KWNZ
- Lovelock, Nevada; United States;
- Broadcast area: Reno, Nevada
- Frequency: 106.3 MHz
- Branding: Latino 106.3

Programming
- Language: Spanish
- Format: Contemporary hit radio; Latin pop; reggaeton;

Ownership
- Owner: Lazer Media; (Lazer Licenses, LLC);
- Sister stations: KZTI; KNEZ;

History
- First air date: May 6, 2013
- Call sign meaning: K-WiNZ (Previous branding)

Technical information
- Licensing authority: FCC
- Facility ID: 164200
- Class: C
- ERP: 100,000 watts
- HAAT: 600 meters (2,000 ft)
- Transmitter coordinates: 39°54′46″N 118°55′18″W﻿ / ﻿39.91278°N 118.92167°W
- Repeater: 106.3 KWNZ-FM1 (Reno)

Links
- Public license information: Public file; LMS;

= KWNZ =

Radio station in Lovelock, Nevada

KWNZ (106.3 FM) is a commercial American radio station licensed to Lovelock, Nevada, broadcasting a Spanish Top 40 (CHR) format as "Latino 106.3". The station is owned by Lazer Media.

==History==
===106-3 Pop-FM===
On May 6, 2013 at 1:06 pm, KWNZ signed as 106-3 Pop-FM with a rhythmic adult contemporary format. The first song was "Pop Muzik" by M. On July 22, 2013, The station debuted their on-air lineup with Freddie Bueno hosting mornings, Melody Minx in middays, KWNZ alum "Wild Bill" Shakespeare in afternoons and Reno radio vet Rick Carter at night.

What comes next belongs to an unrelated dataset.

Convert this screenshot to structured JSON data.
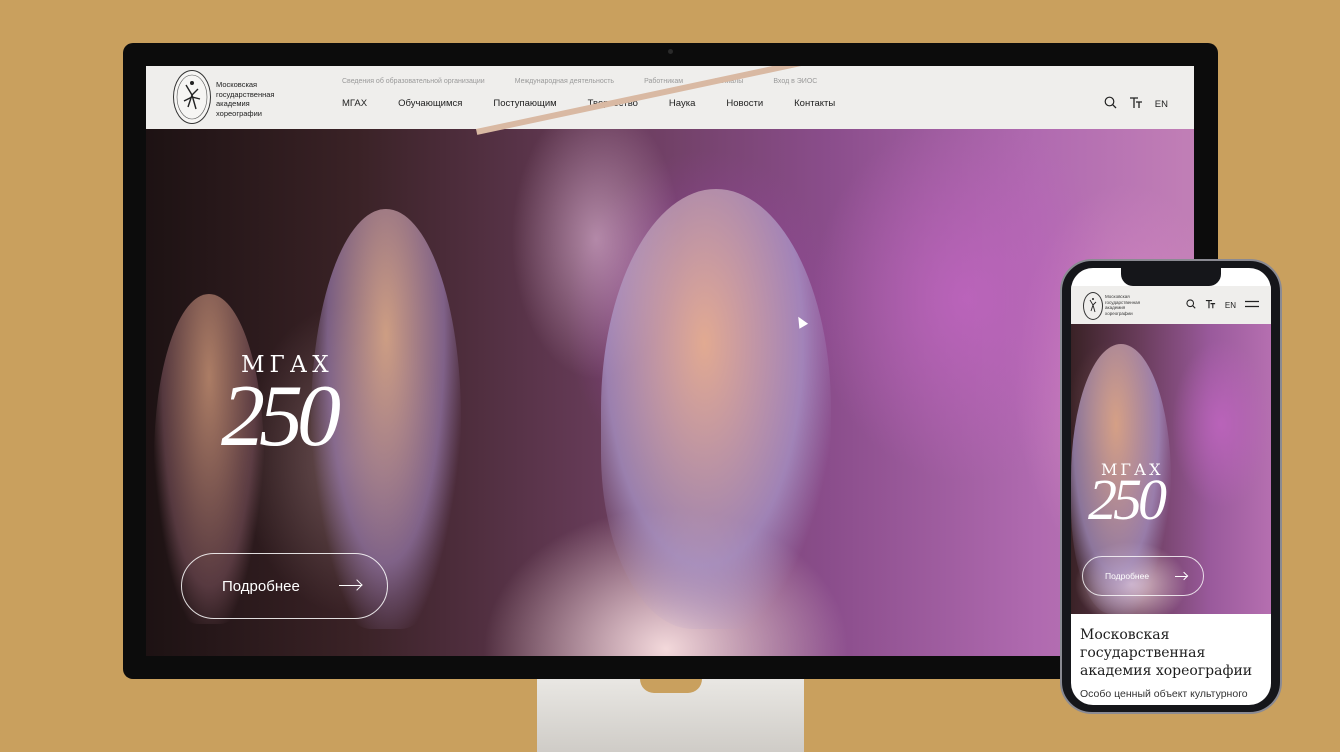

In March 2014, KWNZ added the syndicated The Bert Show for mornings and Matt Million for middays, who previously held down the midday shift on the original 97.3 KWNZ in the 1990s.

===All Hit Radio===
On November 14, 2014, KWNZ dropped the rhythmic adult contemporary format for Top 40/CHR as 106.3 Pop-FM, All Hit Radio. The on-air lineup remained the same until February 2015, when The Bert Show was dropped for local host AJ Miller. By late 2015, all air talent had been dropped from the station, with the exception of morning host, AJ Miller, who exited in February 2017. The rest of the day ran automated.

On August 3, 2017, it was announced that Shamrock Communications was exiting the Reno radio market and KWNZ was being sold to Lazer Broadcasting along with its two sister stations, KZTI and KNEZ. Its third sister station KRZQ was sold to locally owned Bighorn Media and flipped formats to adult standards.

===Latino 106.3===
In Early August 2017, all traces of the Pop-FM's social media and website were deleted, hinting at a new format for the station in the near future.

On August 18, 2017, KWNZ changed formats to Spanish Top 40 as "Latino 106.3".